By Jarrod Harris
Times West Virginian
When you hear the term “Heisman Trophy,” you think of Desmond Howard striking the pose in the end zone against Ohio State in the 1991 football season. You think of Tim Tebow’s speech following the loss to Ole Miss. You think of the hail mary from Doug Flutie to Gerard Phelan that gave Boston College the win over the Miami Hurricanes.
Even though Howard was a wide receiver, when you hear the term Heisman, you think of a quarterback. Heck, they even created a video game titled “NCAA Football 2013 Year of the Heisman.”

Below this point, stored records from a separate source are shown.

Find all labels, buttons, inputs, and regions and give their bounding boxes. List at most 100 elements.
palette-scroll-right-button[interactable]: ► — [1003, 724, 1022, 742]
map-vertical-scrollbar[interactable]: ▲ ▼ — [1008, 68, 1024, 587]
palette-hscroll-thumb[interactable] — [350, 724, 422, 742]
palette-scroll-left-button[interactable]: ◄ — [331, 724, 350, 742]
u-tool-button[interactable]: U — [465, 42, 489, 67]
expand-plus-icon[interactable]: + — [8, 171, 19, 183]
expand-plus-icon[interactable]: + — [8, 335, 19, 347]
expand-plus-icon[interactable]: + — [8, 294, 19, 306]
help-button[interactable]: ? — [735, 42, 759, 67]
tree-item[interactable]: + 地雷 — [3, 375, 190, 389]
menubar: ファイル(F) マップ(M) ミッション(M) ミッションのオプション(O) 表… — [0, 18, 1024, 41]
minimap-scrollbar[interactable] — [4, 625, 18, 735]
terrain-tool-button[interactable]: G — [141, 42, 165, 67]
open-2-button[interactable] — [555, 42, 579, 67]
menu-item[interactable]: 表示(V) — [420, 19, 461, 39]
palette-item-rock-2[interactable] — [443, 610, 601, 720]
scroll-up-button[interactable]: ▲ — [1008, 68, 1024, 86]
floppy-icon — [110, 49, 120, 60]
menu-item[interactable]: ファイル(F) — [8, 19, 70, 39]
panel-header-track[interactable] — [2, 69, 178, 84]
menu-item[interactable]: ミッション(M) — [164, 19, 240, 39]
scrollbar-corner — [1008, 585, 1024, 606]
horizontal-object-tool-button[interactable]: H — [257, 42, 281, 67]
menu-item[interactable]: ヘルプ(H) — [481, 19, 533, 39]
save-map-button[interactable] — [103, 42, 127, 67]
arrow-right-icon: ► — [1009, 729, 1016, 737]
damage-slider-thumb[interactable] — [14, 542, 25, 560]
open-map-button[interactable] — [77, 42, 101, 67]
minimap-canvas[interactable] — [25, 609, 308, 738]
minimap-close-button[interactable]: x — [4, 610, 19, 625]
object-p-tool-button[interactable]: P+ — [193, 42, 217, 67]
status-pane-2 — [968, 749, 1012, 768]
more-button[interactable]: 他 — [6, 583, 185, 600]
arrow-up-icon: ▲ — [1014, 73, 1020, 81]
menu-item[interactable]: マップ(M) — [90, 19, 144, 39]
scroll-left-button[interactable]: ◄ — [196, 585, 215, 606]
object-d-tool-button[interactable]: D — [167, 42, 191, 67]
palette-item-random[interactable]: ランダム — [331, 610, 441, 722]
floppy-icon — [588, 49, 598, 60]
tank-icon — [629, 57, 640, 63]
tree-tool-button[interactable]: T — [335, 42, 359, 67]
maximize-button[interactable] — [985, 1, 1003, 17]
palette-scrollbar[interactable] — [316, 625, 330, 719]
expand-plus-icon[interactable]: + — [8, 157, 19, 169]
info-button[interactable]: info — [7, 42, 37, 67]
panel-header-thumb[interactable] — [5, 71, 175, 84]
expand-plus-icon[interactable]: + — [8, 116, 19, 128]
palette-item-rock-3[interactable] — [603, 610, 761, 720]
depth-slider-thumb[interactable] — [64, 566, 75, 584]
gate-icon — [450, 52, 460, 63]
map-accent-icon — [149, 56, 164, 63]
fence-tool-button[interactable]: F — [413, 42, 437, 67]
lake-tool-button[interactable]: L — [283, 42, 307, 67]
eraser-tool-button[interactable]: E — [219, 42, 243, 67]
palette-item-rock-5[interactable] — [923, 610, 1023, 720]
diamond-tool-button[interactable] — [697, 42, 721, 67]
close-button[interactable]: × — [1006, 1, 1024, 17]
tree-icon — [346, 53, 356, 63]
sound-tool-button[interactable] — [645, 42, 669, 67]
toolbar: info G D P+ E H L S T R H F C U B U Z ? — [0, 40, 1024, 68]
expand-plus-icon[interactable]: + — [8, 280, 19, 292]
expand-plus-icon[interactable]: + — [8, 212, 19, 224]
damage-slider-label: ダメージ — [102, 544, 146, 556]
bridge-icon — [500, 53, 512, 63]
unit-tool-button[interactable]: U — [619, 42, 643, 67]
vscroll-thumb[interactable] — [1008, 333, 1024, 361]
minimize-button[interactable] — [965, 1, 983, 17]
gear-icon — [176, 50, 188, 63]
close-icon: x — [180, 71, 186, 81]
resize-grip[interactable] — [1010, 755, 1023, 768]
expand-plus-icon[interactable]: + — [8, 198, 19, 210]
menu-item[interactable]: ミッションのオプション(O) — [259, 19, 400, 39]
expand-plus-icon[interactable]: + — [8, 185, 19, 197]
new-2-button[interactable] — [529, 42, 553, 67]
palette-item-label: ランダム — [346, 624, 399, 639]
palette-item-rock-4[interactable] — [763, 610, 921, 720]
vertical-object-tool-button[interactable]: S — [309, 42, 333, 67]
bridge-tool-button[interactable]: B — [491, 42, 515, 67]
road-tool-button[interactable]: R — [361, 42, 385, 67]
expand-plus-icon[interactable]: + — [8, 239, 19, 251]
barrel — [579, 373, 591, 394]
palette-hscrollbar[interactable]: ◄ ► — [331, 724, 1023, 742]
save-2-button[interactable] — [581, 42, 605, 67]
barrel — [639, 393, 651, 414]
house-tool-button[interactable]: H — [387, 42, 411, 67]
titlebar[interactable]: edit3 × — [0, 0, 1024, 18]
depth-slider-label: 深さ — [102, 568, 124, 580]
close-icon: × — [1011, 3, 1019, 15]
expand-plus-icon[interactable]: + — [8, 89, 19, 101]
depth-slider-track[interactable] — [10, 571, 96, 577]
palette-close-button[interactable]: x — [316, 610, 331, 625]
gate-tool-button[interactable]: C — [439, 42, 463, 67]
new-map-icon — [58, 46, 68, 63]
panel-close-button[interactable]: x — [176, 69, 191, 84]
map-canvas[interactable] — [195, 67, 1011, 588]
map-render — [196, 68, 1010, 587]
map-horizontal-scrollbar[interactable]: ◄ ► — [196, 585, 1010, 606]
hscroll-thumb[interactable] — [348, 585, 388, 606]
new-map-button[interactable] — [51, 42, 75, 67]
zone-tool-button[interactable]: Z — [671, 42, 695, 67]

But do you ever think of the impact these players had in the NFL?
Desmond Howard was a sub-par receiver/kick returner who couldn’t maintain a job with a team more than three seasons.
He did play 11 seasons in the league, but in those 11 seasons, he played with five teams — Washington Redskins, Jacksonville Jaguars, Green Bay Packers, Oakland Raiders and Detroit Lions.
While with those teams, he tallied 1,597 receiving yards and seven touchdowns as a wide receiver. As a kick returner, he didn’t score a touchdown, but did post 7,959 yards. He did most of his damage as a punt returner where he scored eight touchdowns and 2,895 yards. But with special teams and his regular offensive game combined, that’s just a total of 15 touchdowns in an 11-year career.
We all know what happened to Flutie. Everyone said he was too small to play in the NFL. Of course, after his tenure in the CFL, he led the Buffalo Bills to a few successful seasons.
So just because you win a Heisman Trophy, does that make you an automatic success in the NFL?
If you look down the list of all Heisman Trophy recipients, you will be amazed by all the flops who have been given that glorious title at the collegiate level.
It all began with the “Heisman Curse,” where any college football player who won the Heisman Trophy would lose his subsequent bowl game.
Since 2000, only six Heisman winners — Carson Palmer, Matt Leinart, Mark Ingram, Cam Newton, Robert Griffin III and Johnny Manziel — have gone on to win their following bowl game.
Then the curse carried over to the NFL where pressure becomes even greater and success is harder to come by. In the National Football League, fans expect greatness. Immediate success is a tough task to accomplish when the speed of the game is increased 100 percent.
“There was a time — like pretty much the last 50 years — when a Heisman Trophy wasn’t a very good thing for a quarterback to have on his resume as he entered the NFL,” Pat Yasinskas stated in his ESPN blog earlier this week.
Let’s go down the quarterback list — Troy Smith, Eric Crouch, Danny Wuerffel, Charlie Ward, Gino Torretta, Ty Detmer, Andre Ware and Pat Sullivan. All these guys had little to no success in the NFL.
What about Oklahoma’s “Mr. Everything” in Jason White?
“I didn’t even remember Jason White,” Yasinskas said. “I had to go back and look up White. He won it in 2003 while putting up some gaudy numbers. White didn’t even get drafted and quit football altogether after a short training-camp stint with the Tennessee Titans. He never even played in a regular-season NFL game.”
Even though these guys didn’t have successful NFL careers, they did put up gaudy numbers with their distinguished Division I football programs. Although they put up the numbers in college, these quarterbacks were surrounded by great athletes. These guys all lacked size, speed or arm strength.
Lacking in one of these categories allowed scouts to look past them when it came time for draft day.
“Prior to Tebow, (Sam) Bradford, (Cam) Newton and (Robert) Griffin, you’ve got to look at a list of 18 quarterbacks who won the Heisman before you find one who really made it big,” Yasinskas said. “You’ve got to go all the way back to Roger Staubach, who won it for Navy in 1963. He went on to have a great career for the Dallas Cowboys and earned a spot in the Pro Football Hall of Fame. Since Staubach won the Heisman, other quarterbacks have had to settle for just getting into the College Football Hall of Fame.
“Sure, there have been a few Heisman winners to come out and have some success. Jim Plunkett won two Super Bowls, but his career didn’t really take off until he landed with the Raiders after mediocre stints in New England and San Francisco.”
Then there’s Vinny Testaverde, who had a long NFL career, but he never had the kind of career many people imagined when he was taken No. 1 overall by the Tampa Bay Buccaneers in 1987.
So is the hoax finally over? Is the jinx done?
Thus far, Griffin, Tebow, Bradford and Newton have put a stop to the long drought in the quarterback department, but remember, they still are very young.
In order for a quarterback to be successful, they have to have tools to work with — a line, running back and a healthy batch of receivers.
Time will only tell whether the streak will end, but remember, it’s been 50 years since Staubach.